21 Março 2010 | 00h00
Não é de surpreender, pois, que a maioria dos vereadores tenha, na prática, acabado com uma das grandes conquistas da cidade - as regras que garantiam a execução do Programa de Silêncio Urbano (Psiu) e possibilitavam aos paulistanos um mínimo de tranquilidade depois de sua dura e extenuante jornada de trabalho. A Câmara acaba de derrubar o veto do prefeito Gilberto Kassab àquela que já é chamada, com malícia e propriedade, de "lei do barulho", resultante de projeto do vereador Carlos Apolinário (DEM), que ironicamente é o líder do partido do prefeito.
A nova lei torna inviável o Psiu, ao exigir que a fiscalização seja feita na casa do vizinho do local denunciado como barulhento, ao reduzir os valores das multas, ao ampliar os prazos para a interdição dos estabelecimentos faltosos e ao acabar com a denúncia anônima. Quanto ao local da fiscalização, argumenta Apolinário que, se o barulho for medido "dentro do local da reunião, nem festa de aniversário vai poder ter mais. Na Câmara, se você for medir, fecha a Câmara".
O conjunto das mudanças deixa evidente que o argumento é falacioso e que o verdadeiro objetivo da nova lei não é preservar festinhas de aniversário que estariam ameaçadas por maníacos do silêncio, mas garantir a impunidade dos barulhentos. Se o problema fosse apenas o do local de medição do barulho, não haveria razão para reduzir substancialmente o valor das multas, que antes ficavam entre R$ 4 mil e R$ 17 mil e agora oscilam entre R$ 500 e R$ 8 mil.
Não seria preciso também acabar com a denúncia anônima nem exigir, no momento da medição do barulho, a presença no local onde isso será feito do vizinho denunciante, do fiscal e do dono do estabelecimento contra o qual a queixa foi feita. A intenção é, com isso, constranger o denunciante e, assim, evitar que ele reclame seu direito ao silêncio. Finalmente, seria igualmente desnecessário estabelecer prazos pelos quais a interdição de um estabelecimento faltoso, que antes era feita em até três meses, agora não ocorrerá em menos de um ano.
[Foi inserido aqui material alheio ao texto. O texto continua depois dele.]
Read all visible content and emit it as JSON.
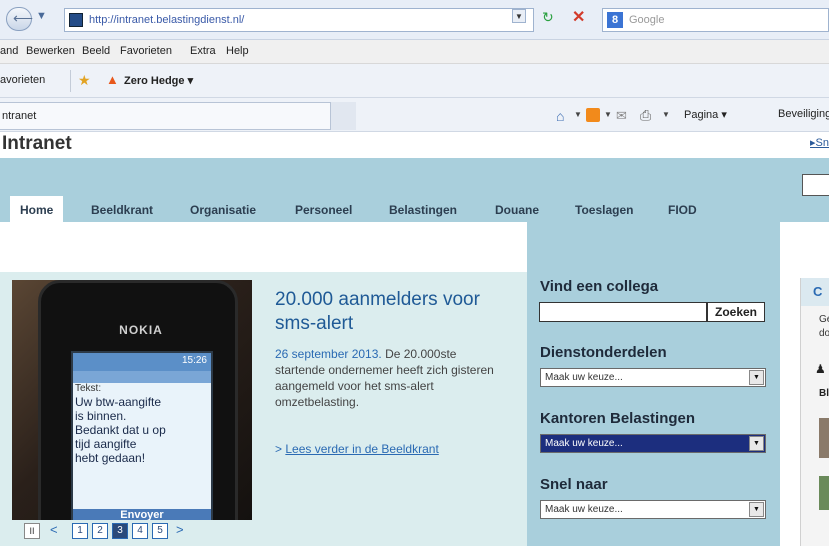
{
  "browser": {
    "url": "http://intranet.belastingdienst.nl/",
    "search_placeholder": "Google",
    "menu": [
      "and",
      "Bewerken",
      "Beeld",
      "Favorieten",
      "Extra",
      "Help"
    ],
    "favorites_label": "avorieten",
    "favorite_link": "Zero Hedge",
    "tab_title": "ntranet",
    "command_page": "Pagina",
    "command_security": "Beveiliging"
  },
  "page": {
    "title": "Intranet",
    "quick_link": "Sn"
  },
  "nav": {
    "tabs": [
      "Home",
      "Beeldkrant",
      "Organisatie",
      "Personeel",
      "Belastingen",
      "Douane",
      "Toeslagen",
      "FIOD"
    ],
    "active": "Home"
  },
  "feature": {
    "phone_brand": "NOKIA",
    "phone_time": "15:26",
    "phone_label": "Tekst:",
    "phone_message": "Uw btw-aangifte\nis binnen.\nBedankt dat u op\ntijd aangifte\nhebt gedaan!",
    "phone_footer": "Envoyer",
    "title": "20.000 aanmelders voor sms-alert",
    "date": "26 september 2013.",
    "text": " De 20.000ste startende ondernemer heeft zich gisteren aangemeld voor het sms-alert omzetbelasting.",
    "link": "Lees verder in de Beeldkrant",
    "link_prefix": ">",
    "slider_pages": [
      "1",
      "2",
      "3",
      "4",
      "5"
    ],
    "slider_current": "3",
    "pause_label": "II",
    "prev": "<",
    "next": ">"
  },
  "sidebar": {
    "find_colleague": "Vind een collega",
    "search_button": "Zoeken",
    "units_heading": "Dienstonderdelen",
    "units_select": "Maak uw keuze...",
    "offices_heading": "Kantoren Belastingen",
    "offices_select": "Maak uw keuze...",
    "quick_heading": "Snel naar",
    "quick_select": "Maak uw keuze..."
  },
  "far_right": {
    "head": "C",
    "line1": "Ge",
    "line2": "do",
    "bold": "Bl"
  }
}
A verdade - que os argumentos ardilosos do vereador Apolinário não conseguem esconder - é que, por trás de todo esse bem-sucedido esforço para acabar com o Psiu, está a intenção de garantir a impunidade de templos evangélicos onde se abusa do barulho durante os cultos religiosos. Há muito tempo o vereador vinha tentando evitar que o Psiu interferisse nos templos. Conseguiu até aprovar uma lei que criava regras diferentes para todos os templos - restringi-las aos evangélicos seria demais - no que se refere ao barulho. Como essa lei foi derrubada na Justiça, Apolinário voltou à carga com a lei que agora entrará em vigor, que estendeu o privilégio a todos os locais de reunião. Deixou felizes tanto aqueles evangélicos que abusam do barulho como os donos de casas noturnas.
Infelizes ficaram aqueles paulistanos, que desde 2007 passaram a ter bons motivos para alimentar a esperança de acabar com os abusos dos barulhentos. Em 2006, o Psiu multou 74 estabelecimentos por excesso de barulho e outros 127 foram punidos por não terem autorização para funcionar de madrugada. No ano seguinte, aqueles números saltaram, respectivamente, para 221 e 412. O apoio da população, que se refletiu no aumento das denúncias contra os barulhentos, e o rigor da fiscalização fizeram com que São Paulo, que chegou a ser a segunda cidade mais barulhenta do mundo, ocupasse em 2008 o oitavo lugar, uma melhora considerável.
É todo esse esforço bem-sucedido para garantir o merecido sossego dos paulistanos que a Câmara pôs a perder, irresponsavelmente.